There are few meaningful differences in attitudes about the effects of moderate drinking by major demographic group. Americans under age 35 are somewhat more likely to say moderate drinking is harmful rather than healthy. One's level of formal education seems to make little difference in these views.
good for health
|No effect||Moderate drinking
bad for health
|High school or less||15||54||30|
|GALLUP, July 1-11, 2018|
"When you hold all [background] factors constant, what we and many, many others have found is that drinking in moderation … is beneficial, and people who drink in moderation live longer." That was the conclusion of Dr. Eric Rimm of Harvard Medical School and the Harvard School of Public Health -- and a noted authority on the health consequences of lifestyle choices -- on a recent Gallup podcast.
But Rimm noted that making a decision on drinking needs to be done in conjunction with all other background factors, particularly those related to cancer. And he, like most other authorities, does not advocate taking up drinking just for its presumed health benefits.
The Mayo Clinic maintains a similar stance, stating that "moderate alcohol use has possible health benefits, but it's not risk-free," while the official government guidelines on diet and nutrition firmly state that "The Dietary Guidelines does not recommend that individuals who do not drink alcohol start drinking for any reason."
Adopting a more negative tone than other authorities, the government's Centers for Disease Control and Prevention says: "Although past studies have indicated that moderate alcohol consumption has protective health benefits (e.g., reducing risk of heart disease), recent studies show this may not be true. While some studies have found improved health outcomes among moderate drinkers, it's impossible to conclude whether these improved outcomes are due to moderate alcohol consumption or other differences in behaviors or genetics between people who drink moderately and people who don't."

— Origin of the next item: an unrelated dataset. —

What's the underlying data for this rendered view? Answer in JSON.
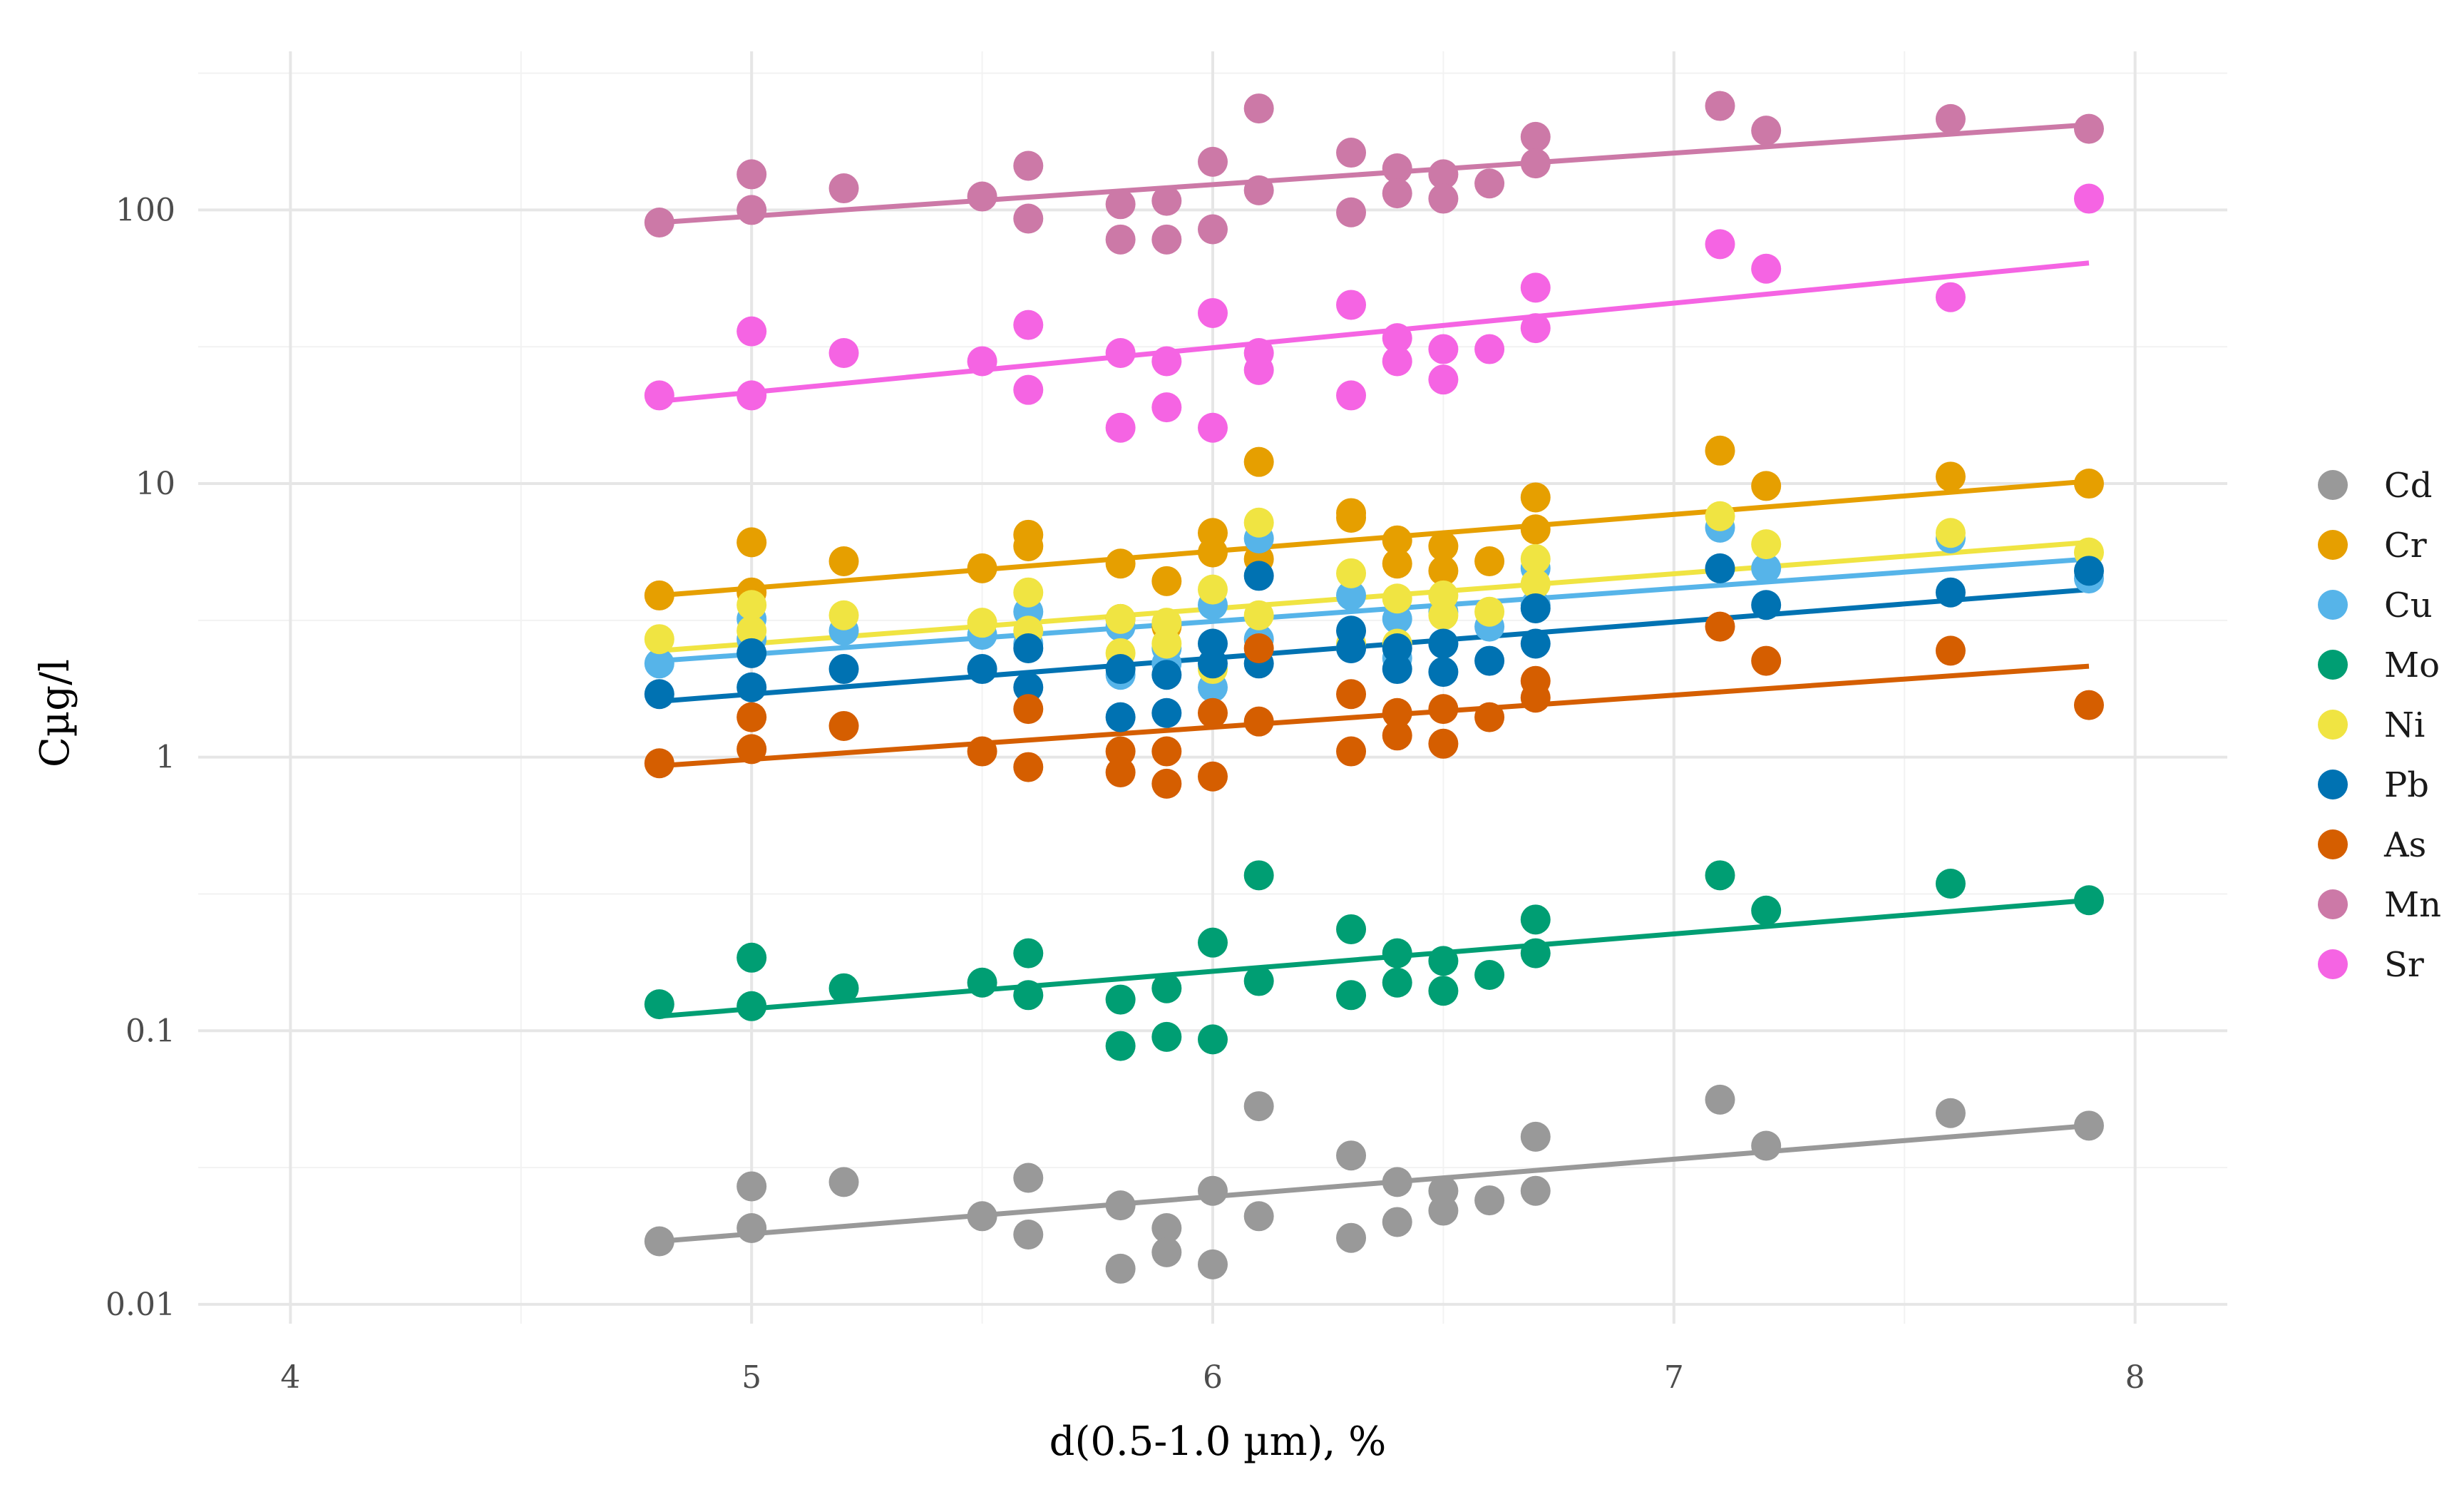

Given the caution among health authorities -- informed by the understanding that drinking in excess has potentially dangerous consequences -- it makes sense that most Americans are not convinced that moderate drinking in and of itself would be good for their health. On the other hand, the majority of Americans, including drinkers particularly, don't think that moderate drinking is bad for their health either.
These findings are consistent with recommendations that Americans may want to drink alcohol in moderation for personal pleasure and social reasons, but that they not choose to do so because it will benefit their health.
Results for this Gallup poll are based on telephone interviews conducted July 1-11, 2018, with a random sample of 1,033 adults, aged 18 and older, living in all 50 U.S. states and the District of Columbia. For results based on the total sample of national adults, the margin of sampling error is ±4 percentage points at the 95% confidence level. All reported margins of sampling error include computed design effects for weighting.
Each sample of national adults includes a minimum quota of 70% cellphone respondents and 30% landline respondents, with additional minimum quotas by time zone within region. Landline and cellular telephone numbers are selected using random-digit-dial methods.